In this file photo, Joe Biden speaks at Harvard University in Cambridge, Mass., May 24, 2017 | Associated Press photo by Steven Senne, St. George News

Biden has unilaterally made consequential decisions that destroy entire sectors of the economy, undermine the rule of law, and raise the cost of life-saving drugs like insulin.  He is not the first to enact sweeping executive orders, but he has accelerated the practice. This country shouldn’t and can’t be run effectively from the White House.

Congress has a duty to deprive the executive branch of that authority.

Furthermore, Congress should no longer rely on the Executive Branch to craft the details of legislation. When we pass expansive omnibus bills, we empower executive secretaries to make, interpret, and enforce the regulations we all live by. Those duties should not be consolidated, especially in Executive Branch agencies that are largely unaccountable to the public. This fundamentally violates the separation of powers which has protected us from tyranny for more than 200 years.

Reducing the power of the president to act dictatorially is a non-partisan issue. Whether you care about natural resources, jobs, military readiness or education, your issues have been dictated by executive action in recent years. So maybe we can all agree that it is time to end the cycle. Let’s agree to give America more stability and predictability by reigning in future presidents. I hope we can turn down the temperature on presidential races if we stop treating the office of the president as the office of a sovereign. Our lives and livelihoods should not depend on who is elected to the presidency.
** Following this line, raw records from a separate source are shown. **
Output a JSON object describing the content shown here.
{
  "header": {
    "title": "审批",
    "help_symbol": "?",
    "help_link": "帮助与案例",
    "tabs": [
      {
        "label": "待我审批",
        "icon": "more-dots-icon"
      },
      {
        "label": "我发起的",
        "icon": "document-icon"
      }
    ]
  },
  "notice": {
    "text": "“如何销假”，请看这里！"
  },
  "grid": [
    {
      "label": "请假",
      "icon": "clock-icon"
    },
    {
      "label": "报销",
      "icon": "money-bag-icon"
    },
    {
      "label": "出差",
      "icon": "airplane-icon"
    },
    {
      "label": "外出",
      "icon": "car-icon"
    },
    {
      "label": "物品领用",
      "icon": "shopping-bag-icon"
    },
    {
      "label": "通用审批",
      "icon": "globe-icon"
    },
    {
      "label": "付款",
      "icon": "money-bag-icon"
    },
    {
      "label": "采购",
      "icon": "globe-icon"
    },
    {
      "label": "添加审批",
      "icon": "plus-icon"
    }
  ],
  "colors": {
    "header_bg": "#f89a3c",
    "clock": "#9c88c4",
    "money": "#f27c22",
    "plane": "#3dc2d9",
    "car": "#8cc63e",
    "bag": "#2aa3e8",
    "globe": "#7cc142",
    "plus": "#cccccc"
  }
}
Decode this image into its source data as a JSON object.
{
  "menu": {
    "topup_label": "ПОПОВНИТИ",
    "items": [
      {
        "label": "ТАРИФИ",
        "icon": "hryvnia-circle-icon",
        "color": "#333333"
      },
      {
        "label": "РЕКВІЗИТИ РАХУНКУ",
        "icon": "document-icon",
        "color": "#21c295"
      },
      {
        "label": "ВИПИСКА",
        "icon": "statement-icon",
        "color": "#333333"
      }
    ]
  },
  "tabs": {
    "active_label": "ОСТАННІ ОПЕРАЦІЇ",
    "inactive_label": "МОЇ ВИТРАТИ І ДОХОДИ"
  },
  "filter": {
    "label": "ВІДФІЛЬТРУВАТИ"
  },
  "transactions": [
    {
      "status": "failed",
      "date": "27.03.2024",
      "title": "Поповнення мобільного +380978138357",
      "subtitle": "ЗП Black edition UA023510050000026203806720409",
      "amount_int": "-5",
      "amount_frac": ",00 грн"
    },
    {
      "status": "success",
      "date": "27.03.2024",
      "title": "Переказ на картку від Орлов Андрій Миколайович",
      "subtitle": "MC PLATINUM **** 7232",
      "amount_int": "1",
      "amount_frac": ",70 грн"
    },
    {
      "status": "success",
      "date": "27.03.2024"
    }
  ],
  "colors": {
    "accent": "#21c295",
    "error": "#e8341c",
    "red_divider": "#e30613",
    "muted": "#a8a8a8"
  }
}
By moving the practice of lawmaking back to the Congress and the states, where it belongs, we can reduce the magnitude of presidential elections and lower the stakes in that race. Restoring the proper balance between the branches would be like a pressure relief valve on our national discourse.

Submitted by REP. CHRIS STEWART, Utah Congressional District 2.

Letters to the Editor are not the product of St. George News, its editors, staff or news contributors. The matters stated and opinions given are the responsibility of the person submitting them. They do not reflect the product or opinion of St. George News and are given only light edit for technical style and formatting.